Ronny_Jotten t1_j0cizez wrote on December 15, 2022 at 5:33 PM

Your theories are somewhat naive. Large companies like Google have no problem getting access to all the music they want. And nobody tries to "hide the fact that they trained their model with copyrighted material". The current state of AI training seems to be that copyright is irrelevant, and it's fair use - though we'll see whether that holds up in court. Nearly everything in LAION is copyrighted images scraped from the web, and they are used without permission for training. Furthermore, anyone can use the Million Song Dataset, and get access to the actual tracks through an API.

Million-song dataset: take it, it’s free | Ars Technica

On the other hand, the idea of turning audio into a 2D spectrogram image, and using the same tools as image-generating AIs, is also naive. Music generation requires a very different approach. There are a multitude of AI music-generation projects, some using GANs. So far, the results have not been as astonishing as the image generators. But that's only a matter of degree, and probably a matter of time.

happyhammy OP t1_j0ee3fz wrote on December 16, 2022 at 1:00 AM

I was very pleasantly surprised to see the release of https://www.riffusion.com/ today. I'd say it's the best music generation to date and they are using the 2d spectrogram approach.

What's also interesting is they're not telling us what dataset they trained the model with.

Ronny_Jotten t1_j0hgi63 wrote on December 16, 2022 at 5:49 PM

It depends what you mean by "AI", but there are already generative music systems that produce far better music than that.

Spectral analysis/resynthesis is certainly important. There have long been tools like MetaSynth that let you do image processing of spectrograms. It's interesting that the "riffusion" project works at all, and it's a valuable piece of research.
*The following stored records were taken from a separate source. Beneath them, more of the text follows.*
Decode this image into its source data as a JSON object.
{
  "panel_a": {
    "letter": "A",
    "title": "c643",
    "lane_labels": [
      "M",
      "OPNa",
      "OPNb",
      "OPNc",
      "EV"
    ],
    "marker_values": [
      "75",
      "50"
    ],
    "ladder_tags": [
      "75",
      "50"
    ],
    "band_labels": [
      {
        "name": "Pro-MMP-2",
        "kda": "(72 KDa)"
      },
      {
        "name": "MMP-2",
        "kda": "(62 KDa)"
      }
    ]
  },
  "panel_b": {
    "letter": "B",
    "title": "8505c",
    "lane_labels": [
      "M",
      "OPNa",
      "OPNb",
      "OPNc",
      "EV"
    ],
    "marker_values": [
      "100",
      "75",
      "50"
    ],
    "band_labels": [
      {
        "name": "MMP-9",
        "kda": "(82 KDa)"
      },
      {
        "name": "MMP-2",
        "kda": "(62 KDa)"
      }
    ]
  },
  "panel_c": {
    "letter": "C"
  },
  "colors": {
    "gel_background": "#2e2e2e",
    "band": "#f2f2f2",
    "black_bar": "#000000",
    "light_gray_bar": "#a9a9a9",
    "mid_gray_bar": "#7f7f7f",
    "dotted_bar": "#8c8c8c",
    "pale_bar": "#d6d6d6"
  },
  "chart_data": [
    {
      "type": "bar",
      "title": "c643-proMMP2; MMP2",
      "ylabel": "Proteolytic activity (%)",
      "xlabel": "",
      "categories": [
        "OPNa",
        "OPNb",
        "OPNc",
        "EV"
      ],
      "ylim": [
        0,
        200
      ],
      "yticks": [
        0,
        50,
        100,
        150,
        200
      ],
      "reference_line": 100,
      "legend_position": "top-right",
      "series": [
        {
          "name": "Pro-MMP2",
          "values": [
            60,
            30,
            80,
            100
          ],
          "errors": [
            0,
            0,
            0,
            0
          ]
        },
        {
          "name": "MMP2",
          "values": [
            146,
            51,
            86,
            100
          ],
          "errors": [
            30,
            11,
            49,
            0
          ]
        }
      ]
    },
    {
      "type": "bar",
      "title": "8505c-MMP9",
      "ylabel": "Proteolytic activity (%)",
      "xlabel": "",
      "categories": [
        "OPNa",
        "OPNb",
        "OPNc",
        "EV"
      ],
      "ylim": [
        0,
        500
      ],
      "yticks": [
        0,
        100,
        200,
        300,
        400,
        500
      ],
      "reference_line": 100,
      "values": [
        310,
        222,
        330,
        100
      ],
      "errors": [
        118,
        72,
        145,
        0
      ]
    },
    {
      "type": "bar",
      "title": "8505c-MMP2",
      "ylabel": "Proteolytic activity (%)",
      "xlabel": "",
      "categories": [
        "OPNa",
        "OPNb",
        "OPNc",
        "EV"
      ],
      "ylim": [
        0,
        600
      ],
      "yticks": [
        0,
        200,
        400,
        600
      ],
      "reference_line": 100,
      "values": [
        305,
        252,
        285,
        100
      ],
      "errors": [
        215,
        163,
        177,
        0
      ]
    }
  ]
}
I can imagine the technique being useful for musicians as a way to generate novel sounds to be incorporated in larger compositions.
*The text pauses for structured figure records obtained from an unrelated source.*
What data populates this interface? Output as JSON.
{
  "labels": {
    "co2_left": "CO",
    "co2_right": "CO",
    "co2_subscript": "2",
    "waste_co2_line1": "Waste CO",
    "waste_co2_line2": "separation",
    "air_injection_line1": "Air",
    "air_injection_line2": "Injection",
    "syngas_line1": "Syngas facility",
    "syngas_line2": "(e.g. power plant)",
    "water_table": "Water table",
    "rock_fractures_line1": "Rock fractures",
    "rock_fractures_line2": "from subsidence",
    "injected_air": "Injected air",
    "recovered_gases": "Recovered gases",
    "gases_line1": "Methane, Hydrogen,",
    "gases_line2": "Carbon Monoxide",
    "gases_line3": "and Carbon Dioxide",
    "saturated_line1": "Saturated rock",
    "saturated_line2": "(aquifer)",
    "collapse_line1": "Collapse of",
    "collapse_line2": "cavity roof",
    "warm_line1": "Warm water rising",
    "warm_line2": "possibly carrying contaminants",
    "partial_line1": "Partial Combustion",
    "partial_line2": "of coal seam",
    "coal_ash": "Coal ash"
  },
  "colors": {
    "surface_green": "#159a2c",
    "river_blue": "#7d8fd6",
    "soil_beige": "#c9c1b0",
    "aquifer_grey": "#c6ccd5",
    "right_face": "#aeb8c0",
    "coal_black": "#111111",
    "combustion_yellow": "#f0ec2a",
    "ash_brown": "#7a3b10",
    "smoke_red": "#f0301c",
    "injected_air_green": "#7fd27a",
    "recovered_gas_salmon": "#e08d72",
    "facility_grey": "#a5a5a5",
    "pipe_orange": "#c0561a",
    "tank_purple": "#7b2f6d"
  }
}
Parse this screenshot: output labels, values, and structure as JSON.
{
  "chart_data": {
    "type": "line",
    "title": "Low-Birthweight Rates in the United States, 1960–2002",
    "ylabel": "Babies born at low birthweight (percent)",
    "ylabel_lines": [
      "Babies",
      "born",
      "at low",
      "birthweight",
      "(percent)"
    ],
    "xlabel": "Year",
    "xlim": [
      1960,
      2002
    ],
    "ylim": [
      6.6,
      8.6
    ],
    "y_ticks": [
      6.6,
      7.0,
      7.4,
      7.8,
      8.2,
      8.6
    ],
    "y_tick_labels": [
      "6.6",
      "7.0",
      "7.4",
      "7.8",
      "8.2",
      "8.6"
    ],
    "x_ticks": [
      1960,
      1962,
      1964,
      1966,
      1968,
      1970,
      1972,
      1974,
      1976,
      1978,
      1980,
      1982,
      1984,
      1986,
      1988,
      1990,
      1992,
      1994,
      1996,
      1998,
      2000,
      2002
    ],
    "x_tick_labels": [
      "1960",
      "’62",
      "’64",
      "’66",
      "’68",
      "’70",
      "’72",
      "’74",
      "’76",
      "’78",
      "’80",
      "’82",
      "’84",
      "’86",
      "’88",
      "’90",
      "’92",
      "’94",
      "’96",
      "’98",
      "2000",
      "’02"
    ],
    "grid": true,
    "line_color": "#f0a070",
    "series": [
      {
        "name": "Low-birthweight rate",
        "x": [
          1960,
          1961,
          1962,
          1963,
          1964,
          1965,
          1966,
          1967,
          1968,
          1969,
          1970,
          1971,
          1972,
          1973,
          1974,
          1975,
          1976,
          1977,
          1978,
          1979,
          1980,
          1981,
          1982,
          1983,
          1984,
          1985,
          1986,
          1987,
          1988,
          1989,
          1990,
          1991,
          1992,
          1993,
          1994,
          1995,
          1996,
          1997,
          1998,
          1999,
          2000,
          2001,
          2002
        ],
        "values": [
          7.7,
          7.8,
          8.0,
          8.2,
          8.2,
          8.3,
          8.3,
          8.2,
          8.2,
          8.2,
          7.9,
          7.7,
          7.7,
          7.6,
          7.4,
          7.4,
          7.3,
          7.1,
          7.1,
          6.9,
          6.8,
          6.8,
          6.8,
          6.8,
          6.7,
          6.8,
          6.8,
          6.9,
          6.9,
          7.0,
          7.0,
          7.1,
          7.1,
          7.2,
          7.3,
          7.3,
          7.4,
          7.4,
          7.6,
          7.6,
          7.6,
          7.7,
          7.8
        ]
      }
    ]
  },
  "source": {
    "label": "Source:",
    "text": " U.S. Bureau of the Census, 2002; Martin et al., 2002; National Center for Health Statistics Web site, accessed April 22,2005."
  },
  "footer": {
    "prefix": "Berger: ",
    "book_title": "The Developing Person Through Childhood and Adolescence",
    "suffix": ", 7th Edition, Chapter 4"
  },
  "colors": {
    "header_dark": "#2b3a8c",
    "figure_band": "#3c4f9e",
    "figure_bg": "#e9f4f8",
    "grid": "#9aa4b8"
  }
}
But it's difficult to see how it can be used successfully on entire, already-mixed-down pieces, to generate a complete piece of music in that way. Although it can produce some interesting and strange loops, it's hard to call the output that riffusion produces "music" in the sense of an overall composition, and I'm skeptical that this basic technique can be tweaked to do so. I could be wrong, but I still think it's a naive approach, and any actually listenable music-generation system will be based on rather different principles.